|This article relies largely or entirely upon a single source. (June 2010)|
White Rose was the name of a resistance group in Munich in the time of the Third Reich. The group, founded in June 1942, consisted of students from the Ludwig-Maximilians-University of Munich who distributed leaflets against the Nazis' war policy. Christoph Probst belonged, along with the Scholl siblings, Willi Graf and Alexander Schmorell to the tightest circle, into which university professor Kurt Huber also came.
The members of White Rose put together, printed and distributed, at the risk of their lives, six leaflets in all. On 18 February 1943, the Scholls were distributing the sixth leaflet at the university when they were discovered by the caretaker, who delivered them to the Gestapo.
On 22 February 1943, Christoph Probst and the Scholls were tried and sentenced together at the Volksgerichtshof by judge Roland Freisler, who was known for often determining sentences even before the trial, and all three were sentenced to death by guillotine.
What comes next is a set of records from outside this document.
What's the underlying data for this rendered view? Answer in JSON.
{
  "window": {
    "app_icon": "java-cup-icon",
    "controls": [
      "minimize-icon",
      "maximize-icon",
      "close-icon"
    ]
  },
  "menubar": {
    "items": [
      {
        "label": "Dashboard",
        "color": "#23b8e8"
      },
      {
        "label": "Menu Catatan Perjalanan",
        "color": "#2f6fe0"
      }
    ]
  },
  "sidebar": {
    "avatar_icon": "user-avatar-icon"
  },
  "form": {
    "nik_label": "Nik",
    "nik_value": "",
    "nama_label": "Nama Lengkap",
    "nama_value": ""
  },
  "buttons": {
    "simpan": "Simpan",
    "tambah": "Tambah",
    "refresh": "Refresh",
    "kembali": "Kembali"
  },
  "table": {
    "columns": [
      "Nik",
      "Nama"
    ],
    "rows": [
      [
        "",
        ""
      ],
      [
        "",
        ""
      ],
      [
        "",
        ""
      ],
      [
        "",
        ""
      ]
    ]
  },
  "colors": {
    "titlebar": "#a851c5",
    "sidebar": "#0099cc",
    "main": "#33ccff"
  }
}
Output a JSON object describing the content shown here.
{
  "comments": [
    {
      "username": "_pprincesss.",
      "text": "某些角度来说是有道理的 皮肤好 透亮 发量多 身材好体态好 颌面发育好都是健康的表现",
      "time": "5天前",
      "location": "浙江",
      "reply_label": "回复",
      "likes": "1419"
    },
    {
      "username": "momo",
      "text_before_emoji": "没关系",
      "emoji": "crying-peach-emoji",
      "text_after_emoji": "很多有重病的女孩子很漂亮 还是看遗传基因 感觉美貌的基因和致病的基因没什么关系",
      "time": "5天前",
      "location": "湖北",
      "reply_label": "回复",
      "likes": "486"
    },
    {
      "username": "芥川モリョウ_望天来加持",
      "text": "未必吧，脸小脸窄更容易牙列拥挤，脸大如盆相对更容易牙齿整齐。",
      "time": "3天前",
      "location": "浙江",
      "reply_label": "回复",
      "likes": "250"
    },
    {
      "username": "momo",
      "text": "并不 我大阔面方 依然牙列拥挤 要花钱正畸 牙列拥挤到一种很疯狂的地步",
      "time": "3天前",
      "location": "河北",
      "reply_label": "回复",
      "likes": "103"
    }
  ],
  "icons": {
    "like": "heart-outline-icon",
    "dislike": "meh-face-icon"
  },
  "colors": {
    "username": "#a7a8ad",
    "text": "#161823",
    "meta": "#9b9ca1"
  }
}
Their sentences were carried out on the very same day at Stadelheim Prison in Munich.
Their grave may be found in the graveyard bordering the execution place, "Am Perlacher Forst".
Through his father, Hermann Probst, Christoph came to know cultural and religious freedom, and to treasure them. Hermann Probst was a private scholar and Sanskrit researcher, fostered contacts with artists who were deemed by the Nazis to be "decadent". After his first marriage with Karin Katharina Kleeblatt, Christoph's mother, broke up in 1919, he married Elise Jaffée, who was Jewish. Christoph's sister, Angelika, remembers that her brother was strongly critical of Nazi ideas that violated human dignity.
Probst went to boarding school at Marquartstein and Schondorf, which was also not conducive to fostering Nazi German ideas, and at 17, he completed his Abitur. After military service, he began his medical studies with great earnestness. Aged 21, he married Herta Dohrn, with whom he had three children: Michael, Vincent and Katja.
Christoph Probst came rather late into the White Rose as he did not belong to the same student corps as Hans Scholl, Alexander Schmorell and Willi Graf, and stayed for the most part in the background, as he had to think of his family. He did not write any of the White Rose's leaflets, only the design for the seventh one which Hans Scholl was carrying with him when he and his sister Sophie went to the university on 18 February 1943 to distribute leftover copies of the sixth leaflet.
When the Scholl siblings were arrested at the University of Munich, the Gestapo acquired proof against Probst. He was executed on 22 February 1943, along with Hans and Sophie Scholl, despite asking for clemency during interrogation. He also requested a trial for the sake of his wife and three children, who were aged three years, two years and four weeks old. His wife, Herta Probst, was sick with childbed fever at the time.
Christoph Probst was portrayed by Florian Stetter in the film Sophie Scholl: The Final Days.